While creating a company can be fairly simple by logging onto your state’s corporation website and filling in some forms, only licensed attorneys can perform this service for others. The state of Florida is adamant that performing this service for others is the practice of law, regardless of whether the person creating the entity charges a fee for this service or whether they are performing this service for close family and friends.
If your accountant or other consultant offers to perform any of these services, that is the unlicensed practice of law. You should seek the assistance of an attorney for such services.
In the case Florida Bar v. Town, the Florida Supreme Court held that the charter of a corporation is a contract between the corporation and the state, as well as a contract between the shareholders and the corporation. The Bylaws is a contract among the shareholders and between the shareholders and the corporation. The same principle was applied to the Articles of Organization for limited liability companies in the case Florida Bar v. Fuentes.

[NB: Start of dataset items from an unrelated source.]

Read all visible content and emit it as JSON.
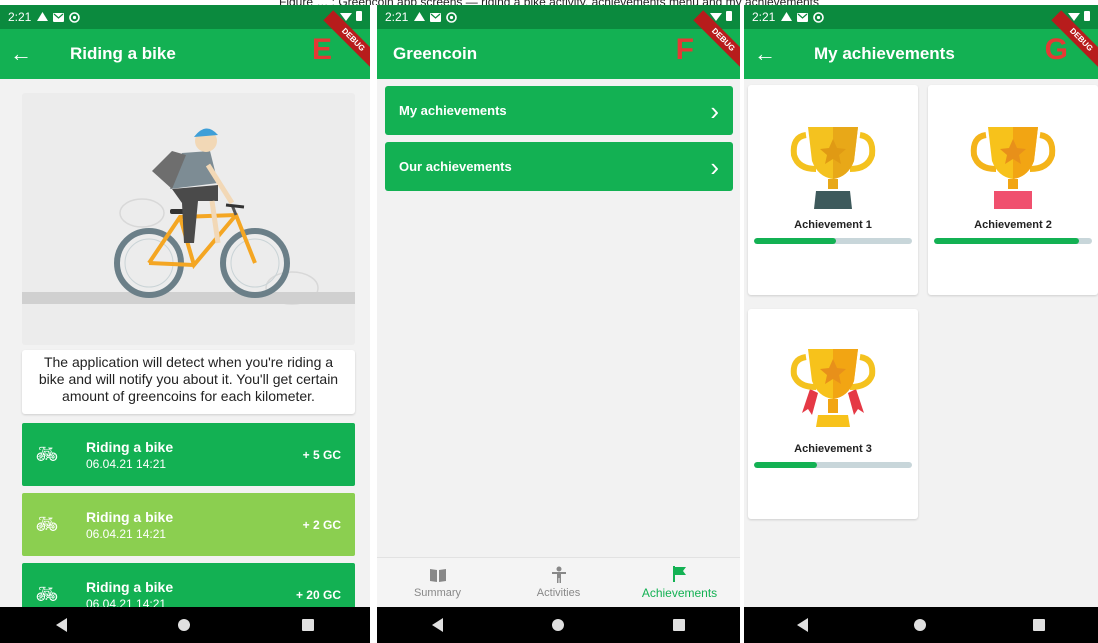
{
  "caption": "Figure … : Greencoin app screens — riding a bike activity, achievements menu and my achievements",
  "status": {
    "time": "2:21"
  },
  "debug_label": "DEBUG",
  "phone_e": {
    "letter": "E",
    "title": "Riding a bike",
    "description": "The application will detect when you're riding a bike and will notify you about it. You'll get certain amount of greencoins for each kilometer.",
    "activities": [
      {
        "name": "Riding a bike",
        "time": "06.04.21 14:21",
        "coins": "+ 5 GC",
        "color": "#13b153"
      },
      {
        "name": "Riding a bike",
        "time": "06.04.21 14:21",
        "coins": "+ 2 GC",
        "color": "#8bcf50"
      },
      {
        "name": "Riding a bike",
        "time": "06.04.21 14:21",
        "coins": "+ 20 GC",
        "color": "#13b153"
      }
    ]
  },
  "phone_f": {
    "letter": "F",
    "title": "Greencoin",
    "menu": [
      {
        "label": "My achievements"
      },
      {
        "label": "Our achievements"
      }
    ],
    "bottom_nav": [
      {
        "label": "Summary",
        "icon": "book-icon"
      },
      {
        "label": "Activities",
        "icon": "person-icon"
      },
      {
        "label": "Achievements",
        "icon": "flag-icon",
        "active": true
      }
    ]
  },
  "phone_g": {
    "letter": "G",
    "title": "My achievements",
    "achievements": [
      {
        "name": "Achievement 1",
        "progress": 0.52
      },
      {
        "name": "Achievement 2",
        "progress": 0.92
      },
      {
        "name": "Achievement 3",
        "progress": 0.4
      }
    ]
  },
  "colors": {
    "primary": "#13b153",
    "status": "#0b8a3e",
    "light_green": "#8bcf50",
    "letter": "#e53935"
  }
}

As such, these are contracts that can only be created for others by licensed attorneys. In Florida, individuals can create companies on their own, just not for others.
In both cases, non-lawyers created Florida entities for their clients. In Town, the respondent claimed to be a specialist in the incorporation of businesses. Respondent created a corporation by preparing the charter and filing it with the state. Subsequently, respondent drafted the bylaws of the corporation, resolutions, and other documents incidental to the contractual rights of the corporation. Respondent was enjoined (ordered to stop) from filing charters, creating entities for others, and drafting corporate agreements.
In Fuentes, the respondent was an accountant who created a limited liability company by preparing and filing the Articles of Organization. Respondent drafted pre-incorporation agreements and subscription agreements. The respondent argued that he simply filled in the blanks of the forms. The Florida Supreme Court stated that if that is the extent of his knowledge in these transactions, then he can offer only a limited, misleading, and dangerous pseudo-legal service. Respondent was enjoined from creating any entities and drafting agreements.